The awkward clumsiness of it all recalled other Filner moments since the scandal broke two and a half weeks ago.
There was the statement released on a DVD in which Filner first denied the allegations, but also said he needed help. There were TV interviews where he admitted he was “a hugger” and had a “monster” inside of him. There was Filner, speeding away in an SUV and running a red light to escape television cameras. There was the mariachi music in the background as reporters chased after the mayor at a Barrio Logan event Thursday.
The wait for Filner’s re-emergence also allowed for plenty of time for questions to creep up about what comes next.

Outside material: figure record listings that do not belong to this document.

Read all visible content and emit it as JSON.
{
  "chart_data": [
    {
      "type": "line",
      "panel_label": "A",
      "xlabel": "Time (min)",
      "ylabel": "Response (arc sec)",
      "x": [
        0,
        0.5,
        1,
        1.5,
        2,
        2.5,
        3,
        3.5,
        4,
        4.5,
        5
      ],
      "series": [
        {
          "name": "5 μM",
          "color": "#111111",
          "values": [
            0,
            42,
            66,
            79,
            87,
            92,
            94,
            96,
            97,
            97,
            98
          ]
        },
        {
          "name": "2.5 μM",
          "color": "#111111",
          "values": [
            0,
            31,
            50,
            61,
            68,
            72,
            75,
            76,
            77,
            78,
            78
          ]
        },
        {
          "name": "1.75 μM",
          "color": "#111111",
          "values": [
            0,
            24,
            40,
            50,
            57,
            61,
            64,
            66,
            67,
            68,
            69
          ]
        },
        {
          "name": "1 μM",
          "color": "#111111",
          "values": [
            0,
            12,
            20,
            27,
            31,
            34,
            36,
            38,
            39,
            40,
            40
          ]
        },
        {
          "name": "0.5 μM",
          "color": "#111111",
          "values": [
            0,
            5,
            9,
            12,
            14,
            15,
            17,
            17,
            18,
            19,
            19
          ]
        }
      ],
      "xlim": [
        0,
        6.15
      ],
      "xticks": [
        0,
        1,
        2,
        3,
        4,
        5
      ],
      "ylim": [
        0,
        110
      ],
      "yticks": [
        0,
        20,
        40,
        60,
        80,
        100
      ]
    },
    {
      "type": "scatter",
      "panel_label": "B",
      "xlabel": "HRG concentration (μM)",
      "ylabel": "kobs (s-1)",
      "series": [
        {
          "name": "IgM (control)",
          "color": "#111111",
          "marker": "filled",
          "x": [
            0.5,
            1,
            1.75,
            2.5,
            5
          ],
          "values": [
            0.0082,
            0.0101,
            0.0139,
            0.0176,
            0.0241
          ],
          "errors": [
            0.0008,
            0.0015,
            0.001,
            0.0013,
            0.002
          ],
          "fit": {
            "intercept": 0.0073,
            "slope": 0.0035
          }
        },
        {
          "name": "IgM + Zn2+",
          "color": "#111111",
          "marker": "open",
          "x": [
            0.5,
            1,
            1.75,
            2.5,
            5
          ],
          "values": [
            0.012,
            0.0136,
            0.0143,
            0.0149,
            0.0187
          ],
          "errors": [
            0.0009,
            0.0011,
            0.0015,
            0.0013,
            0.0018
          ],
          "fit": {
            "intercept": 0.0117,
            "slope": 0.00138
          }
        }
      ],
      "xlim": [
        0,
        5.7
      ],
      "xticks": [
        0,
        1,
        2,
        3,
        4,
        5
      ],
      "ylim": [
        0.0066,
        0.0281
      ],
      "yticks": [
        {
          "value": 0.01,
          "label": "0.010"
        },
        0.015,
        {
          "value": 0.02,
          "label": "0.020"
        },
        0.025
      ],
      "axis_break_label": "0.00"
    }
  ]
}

He said he was going away, but also once again refusing to resign. And it was unclear how Filner was going to go away. Was he going to be paid while he was in therapy? How about the fact that his two-week counseling break neatly fell into the City Council’s summer recess, meaning no legislation would be passed while he is gone? That the timing also overlaps with a scheduled deposition in the sexual harassment lawsuit filed by his former communications director? Or whether two weeks of counseling would help a man who engaged in “inexcusable” – Filner’s own word – behavior toward women?
A member of Filner’s security detail knocked on the door to his office. The new podium and microphone were ready. Filner and Burdick stepped out again.
“I apologize for the inconvenience,” Filner said. “For the sake of, I guess, those who want a clean tape I’m going to start over.”
He began to read his apology all over again.